Es ist ernst
Claudia Auffenberg
Für wen halten mich die Leute? Diese überraschende Frage stellt Jesus im heutigen Evangelium seinen Jüngern. Überraschend, weil man sich fragen kann: Warum fragt ausgerechnet er das? Man selbst kennt das Thema dieser Frage, einmal als eine Art Ermahnung „Also bitte, was sollen denn die Leute denken?“, zum anderen als eine therapeutische Ermutigung: „Egal, was die Leute denken, sei du einfach du selbst.“
Beides ist richtig und falsch zugleich. Die Meinung anderer über einen selbst kann natürlich nicht der einzige Maßstab für die eigene Lebensgestaltung sein, aber vielleicht eben doch eine hilfreiche Korrektur. Man möchte sich schließlich nicht im Inge-Meysel-Modus durchs Leben rüpeln. So jemand ist vielleicht im Fernsehen ganz unterhaltsam, aber im Freundeskreis oder im persönlichen Umfeld haben solche Leute etwas Zerstörerisches. Claus Weselsky etwa, der GDL-Chef, oder auch der Regensburger Bischof Rudolf Voderholzer, der den Synodalen Weg zunehmend destruktiv begleitet, sind gegenwärtige Beispiele. Ihnen möchte man durchaus ans Herz legen, die Frage Jesu zu stellen:
Für wen halten die Leute mich?
Dann könnte passieren, was Jesus passiert: Es gibt alarmierende Antworten. Die Leute halten Jesus für jemanden, der er nicht ist und auch nicht sein will. Sogar im eigenen Umfeld missverstehen sie ihn. Denn Jesus stellt ja noch eine zweite Frage: Und ihr, die ihr mich länger und enger kennt, die ihr mich täglich erlebt, für wen haltet ihr mich? Man sieht die Szene förmlich vor sich: wie Petrus mit stolzgeschwellter Brust vortritt, vielleicht noch mal siegesgewiss nach rechts und links guckt und dann– sich des Beifalls Jesu sicher – eine vermeintlich richtige Antwort gibt: Du bist der Messias.

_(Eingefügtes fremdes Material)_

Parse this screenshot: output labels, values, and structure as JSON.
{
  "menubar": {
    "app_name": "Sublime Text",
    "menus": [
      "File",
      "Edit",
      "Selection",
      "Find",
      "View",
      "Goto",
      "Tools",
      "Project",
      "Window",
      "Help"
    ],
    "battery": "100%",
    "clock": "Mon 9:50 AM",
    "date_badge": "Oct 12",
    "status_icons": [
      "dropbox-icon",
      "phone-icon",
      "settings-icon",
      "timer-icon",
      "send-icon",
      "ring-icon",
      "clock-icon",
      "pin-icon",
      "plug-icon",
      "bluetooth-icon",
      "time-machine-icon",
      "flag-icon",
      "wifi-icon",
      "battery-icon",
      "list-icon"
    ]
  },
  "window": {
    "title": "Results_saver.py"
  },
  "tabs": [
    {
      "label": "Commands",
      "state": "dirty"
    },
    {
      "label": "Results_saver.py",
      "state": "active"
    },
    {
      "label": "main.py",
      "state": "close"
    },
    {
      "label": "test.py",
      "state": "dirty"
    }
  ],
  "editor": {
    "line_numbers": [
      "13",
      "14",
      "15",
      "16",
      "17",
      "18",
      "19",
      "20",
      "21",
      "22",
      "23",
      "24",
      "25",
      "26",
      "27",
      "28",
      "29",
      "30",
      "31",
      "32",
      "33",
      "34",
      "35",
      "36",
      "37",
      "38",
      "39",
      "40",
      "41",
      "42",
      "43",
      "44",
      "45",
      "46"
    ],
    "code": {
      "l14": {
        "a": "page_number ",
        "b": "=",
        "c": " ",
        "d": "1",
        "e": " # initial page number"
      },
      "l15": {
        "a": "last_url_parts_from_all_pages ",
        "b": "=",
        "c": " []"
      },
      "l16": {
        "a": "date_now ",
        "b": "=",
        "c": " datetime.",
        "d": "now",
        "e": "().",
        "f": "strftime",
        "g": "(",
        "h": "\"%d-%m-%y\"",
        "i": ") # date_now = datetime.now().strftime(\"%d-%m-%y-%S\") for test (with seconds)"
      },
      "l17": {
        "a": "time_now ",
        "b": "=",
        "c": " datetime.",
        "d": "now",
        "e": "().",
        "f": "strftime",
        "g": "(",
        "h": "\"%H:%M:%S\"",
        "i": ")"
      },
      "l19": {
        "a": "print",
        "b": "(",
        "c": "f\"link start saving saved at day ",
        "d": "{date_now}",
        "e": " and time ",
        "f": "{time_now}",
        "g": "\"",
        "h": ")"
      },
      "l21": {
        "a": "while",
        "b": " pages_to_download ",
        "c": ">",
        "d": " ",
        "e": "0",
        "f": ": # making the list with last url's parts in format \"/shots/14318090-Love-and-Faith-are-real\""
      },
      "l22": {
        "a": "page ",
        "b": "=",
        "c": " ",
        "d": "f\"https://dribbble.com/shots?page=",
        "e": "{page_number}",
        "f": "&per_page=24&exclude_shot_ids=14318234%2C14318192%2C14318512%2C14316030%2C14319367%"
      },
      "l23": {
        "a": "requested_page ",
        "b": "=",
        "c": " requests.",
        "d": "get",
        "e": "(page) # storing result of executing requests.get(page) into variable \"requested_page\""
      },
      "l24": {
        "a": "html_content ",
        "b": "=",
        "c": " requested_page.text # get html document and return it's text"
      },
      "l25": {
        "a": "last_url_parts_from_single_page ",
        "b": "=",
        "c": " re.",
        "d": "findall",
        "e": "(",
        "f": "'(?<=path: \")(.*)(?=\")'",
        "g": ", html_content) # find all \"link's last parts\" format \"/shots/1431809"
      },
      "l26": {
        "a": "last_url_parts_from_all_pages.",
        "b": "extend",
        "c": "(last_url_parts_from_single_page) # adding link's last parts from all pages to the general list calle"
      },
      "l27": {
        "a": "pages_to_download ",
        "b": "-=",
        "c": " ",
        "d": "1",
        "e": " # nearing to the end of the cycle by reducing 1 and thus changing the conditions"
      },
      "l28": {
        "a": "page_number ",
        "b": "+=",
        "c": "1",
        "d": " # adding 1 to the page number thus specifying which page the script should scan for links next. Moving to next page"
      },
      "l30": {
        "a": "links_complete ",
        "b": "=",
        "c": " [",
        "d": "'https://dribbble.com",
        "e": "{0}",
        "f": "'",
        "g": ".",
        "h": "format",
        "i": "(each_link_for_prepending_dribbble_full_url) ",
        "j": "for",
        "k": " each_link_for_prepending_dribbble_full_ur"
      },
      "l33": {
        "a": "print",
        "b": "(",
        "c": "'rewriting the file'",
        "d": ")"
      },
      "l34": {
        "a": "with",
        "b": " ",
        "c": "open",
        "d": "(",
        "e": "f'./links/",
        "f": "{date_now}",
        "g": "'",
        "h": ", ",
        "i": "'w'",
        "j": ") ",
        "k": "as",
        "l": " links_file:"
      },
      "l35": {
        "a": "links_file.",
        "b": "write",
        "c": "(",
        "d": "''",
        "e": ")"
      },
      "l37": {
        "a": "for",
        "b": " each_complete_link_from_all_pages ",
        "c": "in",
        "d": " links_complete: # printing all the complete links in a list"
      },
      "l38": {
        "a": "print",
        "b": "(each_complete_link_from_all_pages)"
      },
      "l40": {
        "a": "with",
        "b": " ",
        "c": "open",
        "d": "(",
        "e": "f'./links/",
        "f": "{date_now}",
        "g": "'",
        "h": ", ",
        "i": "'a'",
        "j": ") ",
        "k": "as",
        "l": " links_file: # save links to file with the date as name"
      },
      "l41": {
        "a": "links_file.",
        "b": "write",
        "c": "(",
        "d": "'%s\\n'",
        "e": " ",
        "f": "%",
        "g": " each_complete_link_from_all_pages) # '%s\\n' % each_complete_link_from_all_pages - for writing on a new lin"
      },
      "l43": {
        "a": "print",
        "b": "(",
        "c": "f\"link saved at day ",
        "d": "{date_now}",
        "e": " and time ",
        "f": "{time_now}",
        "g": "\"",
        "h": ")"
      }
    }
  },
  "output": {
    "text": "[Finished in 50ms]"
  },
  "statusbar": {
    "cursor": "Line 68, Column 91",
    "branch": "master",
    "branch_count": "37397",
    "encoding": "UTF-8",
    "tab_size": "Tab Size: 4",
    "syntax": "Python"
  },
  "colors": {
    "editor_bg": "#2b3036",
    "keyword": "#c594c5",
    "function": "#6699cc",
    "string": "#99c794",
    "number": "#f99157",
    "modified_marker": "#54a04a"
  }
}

Die harsche Reaktion Jesu „Tritt hinter mich, du Satan!“ darf man vielleicht auch deuten als sein eigenes Erschrecken. Irgendwas läuft falsch, nicht unbedingt bei den Jüngern, sondern bei ihm, in seiner Kommunikation. Es droht ein heikles Missverständnis, dass nämlich der Glaube der Menschen sich begnügt mit einer Person, die man verehren und auf einen Sockel stellen kann, hinter der man sich verstecken oder in deren Glanz man sich sonnen kann. Ein Missverständnis, das bis heute nicht ausgeräumt ist. Jesus ist kein dekorativer Posterboy, der Messias kein autoritärer Guru. Es geht um eine Botschaft: Eine andere, eine bessere Welt ist möglich, weil Gott im Spiel ist bzw. wenn man ihn ins Spiel holt. Das ist– etwas grob zusammengefasst– der Inhalt des Wirkens Jesu. Als ihm das Missverständnis klar wird, wechselt Jesus den Tonfall und wird ziemlich deutlich. Seine Reaktion erinnert an die TV-Ansprache der Kanzlerin im vergangenen Jahr, als sie – unter anderen Vorzeichen– sagte: Es ist ernst, bitte nehmen Sie es auch ernst!